Regular readers of this blog will by now be well aware of our fascination with at least some of the work of the impossibly-named Tyler Brûlé, still Editor-in-Chief at the self-styled briefing on global affairs, business, culture and design that is Monocle magazine and with an increasingly intriguing residency at the Financial Times. A recent column of his in the latter publication (Differentiate – or die, published in the print edition of 18th/19th August 2012) laments the lack of differentiation in industries which are under very significant structural commercial pressures such as magazine publishing and air travel. Brûlé avers that ‘any company…with a strong point of view, solid product, good customer service and great branding’ should have more than a fair shot at attaining high levels of business success; to adduce the legendary Swedish academics Jonas Ridderstråle and Kjell A. Nordström, in the domain of commerce, sameness sucks.
Given this, one would think that there would be every incentive for relatively or absolutely unsuccessful companies to change, yet the reality is, for the most part, one of continued inertia. Why is this? We at Mediolana have had more than a few ideas on this subject, but here are three of the most compelling:
1. Risk. As some of the more lucid accounts of recent and ongoing financial crises have illustrated, risk-taking is rarely valued in most organisations when the going gets tough. Individual actors and groups within companies may run their corporations into the ground with risky and even unethical behaviour in an apparently economic benign climate, but few seem to bother with higher-level thinking when the commercial outlook begins to dim; survival rather than innovation is the name of the game, with top talent often pioneering the rush to the exits.
2. Social Distance. In far too many companies – particularly, though certainly not exclusively, those run along Anglo-American lines – the division between management and factory floor has become a dichotomy of phenomenal rigidity, with much of the human capital in organisations being effectively destroyed by the ghastly inequities that exist within them. With CEOs in the United States creaming off millions of dollars for every US$10,000.00 allocated to ‘ordinary’ workers, the reign of the omniscient company boss is turning into an era of micro-level idolatry – but these gods may not hold all the answers to our corporate imprecations.
3. Difficulty.
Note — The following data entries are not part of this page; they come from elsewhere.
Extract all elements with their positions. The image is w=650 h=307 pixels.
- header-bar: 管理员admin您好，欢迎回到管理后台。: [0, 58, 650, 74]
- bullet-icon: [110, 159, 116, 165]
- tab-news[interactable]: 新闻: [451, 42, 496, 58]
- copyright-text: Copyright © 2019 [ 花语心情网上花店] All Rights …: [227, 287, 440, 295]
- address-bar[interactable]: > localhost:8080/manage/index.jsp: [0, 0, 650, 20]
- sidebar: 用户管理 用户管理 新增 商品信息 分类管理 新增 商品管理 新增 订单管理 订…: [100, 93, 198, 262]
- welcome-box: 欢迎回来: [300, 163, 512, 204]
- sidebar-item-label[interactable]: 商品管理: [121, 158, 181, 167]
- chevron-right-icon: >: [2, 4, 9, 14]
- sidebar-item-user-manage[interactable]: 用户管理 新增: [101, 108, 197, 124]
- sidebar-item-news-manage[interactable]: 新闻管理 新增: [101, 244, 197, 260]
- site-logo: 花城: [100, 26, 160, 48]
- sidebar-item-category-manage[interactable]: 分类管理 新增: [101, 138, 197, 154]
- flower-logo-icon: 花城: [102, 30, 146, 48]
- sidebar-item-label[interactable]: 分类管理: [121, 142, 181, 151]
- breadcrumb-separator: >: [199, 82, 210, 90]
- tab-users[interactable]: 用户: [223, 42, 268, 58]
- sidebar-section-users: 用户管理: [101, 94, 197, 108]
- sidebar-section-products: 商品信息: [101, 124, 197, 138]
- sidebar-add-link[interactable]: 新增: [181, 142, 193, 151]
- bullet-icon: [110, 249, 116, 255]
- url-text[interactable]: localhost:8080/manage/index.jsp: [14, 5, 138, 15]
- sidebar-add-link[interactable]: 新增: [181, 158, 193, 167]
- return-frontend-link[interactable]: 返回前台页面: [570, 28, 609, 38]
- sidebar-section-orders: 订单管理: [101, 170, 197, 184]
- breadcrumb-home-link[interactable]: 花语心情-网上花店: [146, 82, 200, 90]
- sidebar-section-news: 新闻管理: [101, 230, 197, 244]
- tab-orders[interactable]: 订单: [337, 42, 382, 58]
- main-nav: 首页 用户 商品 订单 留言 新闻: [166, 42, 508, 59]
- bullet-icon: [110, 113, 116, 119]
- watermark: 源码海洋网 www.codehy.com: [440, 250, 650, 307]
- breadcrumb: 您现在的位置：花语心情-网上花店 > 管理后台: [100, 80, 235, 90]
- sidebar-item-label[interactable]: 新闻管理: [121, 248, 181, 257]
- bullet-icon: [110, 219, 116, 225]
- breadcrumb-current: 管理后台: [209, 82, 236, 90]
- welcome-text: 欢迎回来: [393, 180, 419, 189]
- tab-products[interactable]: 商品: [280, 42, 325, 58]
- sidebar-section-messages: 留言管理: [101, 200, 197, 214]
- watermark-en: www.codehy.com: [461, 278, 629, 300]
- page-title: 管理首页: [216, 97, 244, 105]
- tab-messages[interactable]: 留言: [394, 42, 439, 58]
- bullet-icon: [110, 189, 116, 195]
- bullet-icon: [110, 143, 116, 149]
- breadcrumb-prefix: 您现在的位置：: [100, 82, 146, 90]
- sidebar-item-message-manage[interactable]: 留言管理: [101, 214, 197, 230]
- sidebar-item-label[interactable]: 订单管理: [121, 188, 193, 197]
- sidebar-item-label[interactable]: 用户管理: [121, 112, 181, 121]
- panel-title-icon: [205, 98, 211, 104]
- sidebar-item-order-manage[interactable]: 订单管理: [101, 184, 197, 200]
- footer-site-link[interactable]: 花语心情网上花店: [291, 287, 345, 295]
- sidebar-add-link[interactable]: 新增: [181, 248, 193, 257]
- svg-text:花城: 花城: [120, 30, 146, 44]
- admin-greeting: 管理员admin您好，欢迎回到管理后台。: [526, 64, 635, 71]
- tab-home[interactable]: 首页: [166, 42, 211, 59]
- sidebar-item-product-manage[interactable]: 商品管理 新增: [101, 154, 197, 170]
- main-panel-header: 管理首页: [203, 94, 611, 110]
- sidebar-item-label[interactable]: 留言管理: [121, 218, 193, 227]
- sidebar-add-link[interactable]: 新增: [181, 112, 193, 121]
Many consumers will know from experience the difference between, say, travelling by an airline from the Gulf (Emirates Airlines) or ASEAN (Singapore Airlines, Malaysia Airlines) and a national or regional carrier from the USA or Africa. Suppliers of aviation services probably have an even better idea. But to replicate (let alone implement from first principles) the attributes that Brûlé cites as being central to business success is actually extremely difficult for most companies to do in practice. As is increasingly apparent, most countries excel at some things and not at others, particularly at specific points in time. China PR is not the world’s greatest democracy; Mexico will win no prizes for guaranteeing the basic security of its citizens. Yet on many levels these are regarded as great countries which can and perhaps are supplanting their developed world competitors. What chance have mere companies got of possessing optimal product, branding and customer service at the same time, let alone those facing more testing conditions than their industry average?